Explicit bins — { edges }

Ascending edges [e₀, …, eₙ] give n bins, bin i = [eᵢ, eᵢ₊₁) — one record per bin, in order. Use them for named zones:

// Time in each power zone (FTP-relative edges).
ride.byColumn('watts', { edges: [0, 150, 250, 350, 500] }, {
  secs: { from: 'watts', using: 'count' },
});
// → one record per [0,150), [150,250), [250,350), [350,500)

A value below the first edge or at/above the last is out of range, and that row is dropped.

Edge cases

• A row whose bin value is missing or non-finite contributes to no bin. Within a bin, the reducer non-finite policy still applies to the source columns.
• Empty bins emit each reducer's empty value (count → 0, avg / min / … → undefined) — exactly like an empty aggregate bucket.
• start and end are reserved output names (they carry the bin range), and a non-finite or wrong-kind reducer result throws — the same write-time guard aggregate enforces.

arrayAggregate

Reduce one array cell per event — feeds each event's array to a reducer as if it were a bucket. Per-event in / per-event out.

// "Number of tags per event" — replace the array column with a count.
events.arrayAggregate('tags', 'count');

// Same, but keep the original array column too — append a new
// `tagCount` number column alongside.
events.arrayAggregate('tags', 'count', { as: 'tagCount' });

// Distinct values per event, deduped (keeps the array column).
events.arrayAggregate('tags', 'unique');

Full treatment, including custom reducers and the flatten-one-level semantics on array-kind sources, lives on Array columns.

LiveAggregation

The live counterpart to aggregate. Buckets close incrementally as the watermark advances:

import { LiveSeries, Sequence } from 'pond-ts';

const live = new LiveSeries({
  name: 'cpu',
  schema,
  retention: { maxAge: '1h' },
});

const agg = live.aggregate(Sequence.every('1m'), {
  cpu: 'avg',
  host: 'last',
});

// Closed buckets stream out.
agg.on('close', (event) => storeMetric(event));

// Provisional in-progress bucket on every contributing push.
agg.on('bucket', (event) => updateLiveTile(event));

// Snapshot at any time — includes the open bucket as the last row.
const snap = agg.snapshot();

LiveAggregation inherits the source's graceWindow for late-event tolerance at bucket closure. See Live transforms → Late-event scope for what that does and doesn't propagate further down the pipeline.

Method comparison

Method	Returns
aggregate(seq, mapping)	TimeSeries<S> — one row per bucket
reduce(col, reducer)	Wide ColumnValue | undefined
reduce(mapping)	Record<key, narrowed>
byColumn(col, binning, m)	Array<{ start, end, ...aggregates }> — one per value-bin
arrayAggregate(col, reducer)	TimeSeries<S> — one cell reduced per event
LiveAggregation(src, seq, m)	Stream of closed buckets + provisional bucket events

For groupBy and pivotByGroup see Reshaping — those are partition / long-to-wide ops, not collapses.

Compared to align

Same parameter shape (sequence + range), same output key shape (Interval-keyed grid), different reduction.

Question	Operator
"What's the rollup of every event in this bucket?"	aggregate(seq, mapping)
"What was the value at this grid point?"	align(seq, { method, sample })

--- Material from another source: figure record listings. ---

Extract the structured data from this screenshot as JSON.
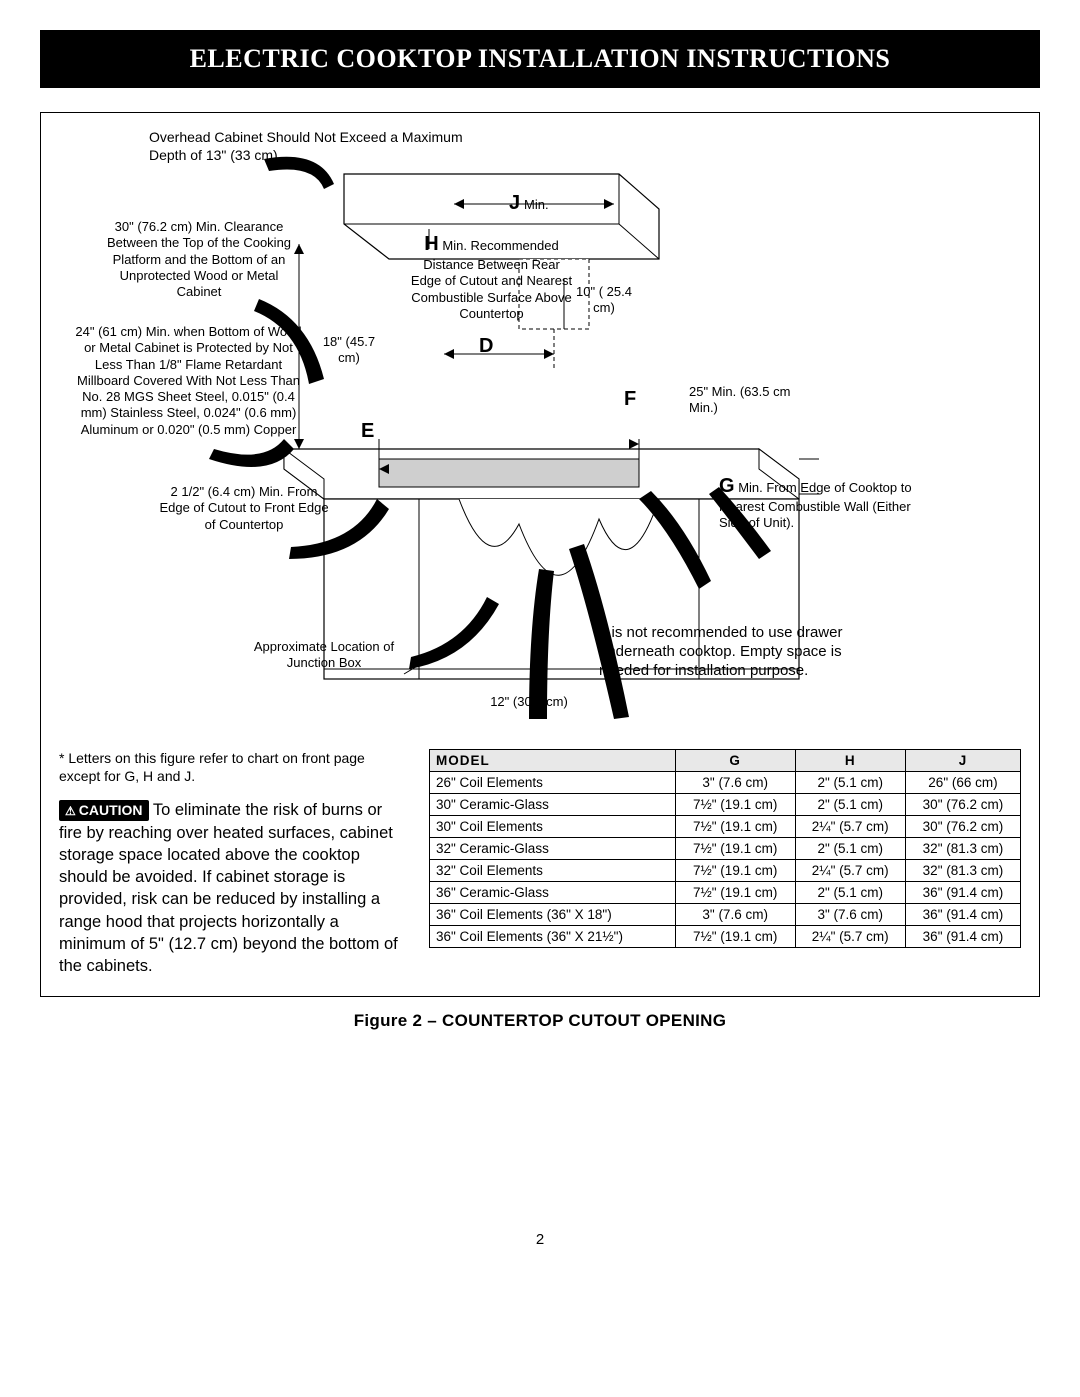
{
  "title": "ELECTRIC COOKTOP INSTALLATION INSTRUCTIONS",
  "callouts": {
    "overhead": "Overhead Cabinet Should Not Exceed a Maximum Depth of 13\" (33 cm)",
    "j_label": "J",
    "j_min": "Min.",
    "h_label": "H",
    "h_text": "Min. Recommended Distance Between Rear Edge of Cutout and Nearest Combustible Surface Above Countertop",
    "thirty_clearance": "30\" (76.2 cm) Min. Clearance Between the Top of the Cooking Platform and the Bottom of an Unprotected Wood or Metal Cabinet",
    "twentyfour": "24\" (61 cm) Min. when Bottom of Wood or Metal Cabinet is Protected by Not Less Than 1/8\" Flame Retardant Millboard Covered With Not Less Than No. 28 MGS Sheet Steel, 0.015\" (0.4 mm) Stainless Steel, 0.024\" (0.6 mm) Aluminum or 0.020\" (0.5 mm) Copper",
    "eighteen": "18\" (45.7 cm)",
    "ten": "10\" ( 25.4 cm)",
    "d_label": "D",
    "e_label": "E",
    "f_label": "F",
    "twentyfive": "25\" Min. (63.5 cm Min.)",
    "twohalf": "2 1/2\" (6.4 cm) Min. From Edge of Cutout to Front Edge of Countertop",
    "g_label": "G",
    "g_text": "Min. From Edge of Cooktop to Nearest Combustible Wall (Either Side of Unit).",
    "junction": "Approximate Location of Junction Box",
    "twelve": "12\" (30.5 cm)",
    "drawer_note": "It is not recommended to use drawer underneath cooktop. Empty space is needed for installation purpose."
  },
  "footnote": "* Letters on this figure refer to chart on front page except for G, H and J.",
  "caution_label": "CAUTION",
  "caution_body": "To eliminate the risk of burns or fire by reaching over heated surfaces, cabinet storage space located above the cooktop should be avoided. If cabinet storage is provided, risk can be reduced by installing a range hood that projects horizontally a minimum of 5\" (12.7 cm) beyond the bottom of the cabinets.",
  "table": {
    "headers": [
      "MODEL",
      "G",
      "H",
      "J"
    ],
    "rows": [
      [
        "26\"  Coil  Elements",
        "3\"  (7.6  cm)",
        "2\"  (5.1  cm)",
        "26\"  (66  cm)"
      ],
      [
        "30\"  Ceramic-Glass",
        "7½\"  (19.1  cm)",
        "2\"  (5.1  cm)",
        "30\"  (76.2  cm)"
      ],
      [
        "30\"  Coil  Elements",
        "7½\"  (19.1  cm)",
        "2¼\"  (5.7  cm)",
        "30\"  (76.2  cm)"
      ],
      [
        "32\"  Ceramic-Glass",
        "7½\"  (19.1  cm)",
        "2\"  (5.1  cm)",
        "32\"  (81.3  cm)"
      ],
      [
        "32\"  Coil  Elements",
        "7½\"  (19.1  cm)",
        "2¼\"  (5.7  cm)",
        "32\"  (81.3  cm)"
      ],
      [
        "36\"  Ceramic-Glass",
        "7½\"  (19.1  cm)",
        "2\"  (5.1  cm)",
        "36\"  (91.4  cm)"
      ],
      [
        "36\"  Coil  Elements (36\"  X  18\")",
        "3\"  (7.6  cm)",
        "3\"  (7.6  cm)",
        "36\"  (91.4  cm)"
      ],
      [
        "36\"  Coil  Elements (36\"  X  21½\")",
        "7½\"  (19.1  cm)",
        "2¼\"  (5.7  cm)",
        "36\"  (91.4  cm)"
      ]
    ]
  },
  "figure_caption": "Figure 2 – COUNTERTOP CUTOUT OPENING",
  "page_number": "2",
  "colors": {
    "title_bg": "#000000",
    "title_fg": "#ffffff",
    "border": "#000000",
    "table_header_bg": "#e8e8e8"
  }
}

// aggregate — one row per minute, value reduced from sources inside.
cpu.aggregate(Sequence.every('1m'), { cpu: 'avg' });

// align — one row per minute, value sampled from the source.
cpu.align(Sequence.every('1m'), { method: 'hold' });

For "average CPU per minute," aggregate is right. For a chart at one-minute resolution where every grid point should have a value, align is right. The two are complementary.

See Alignment for the sampling counterpart.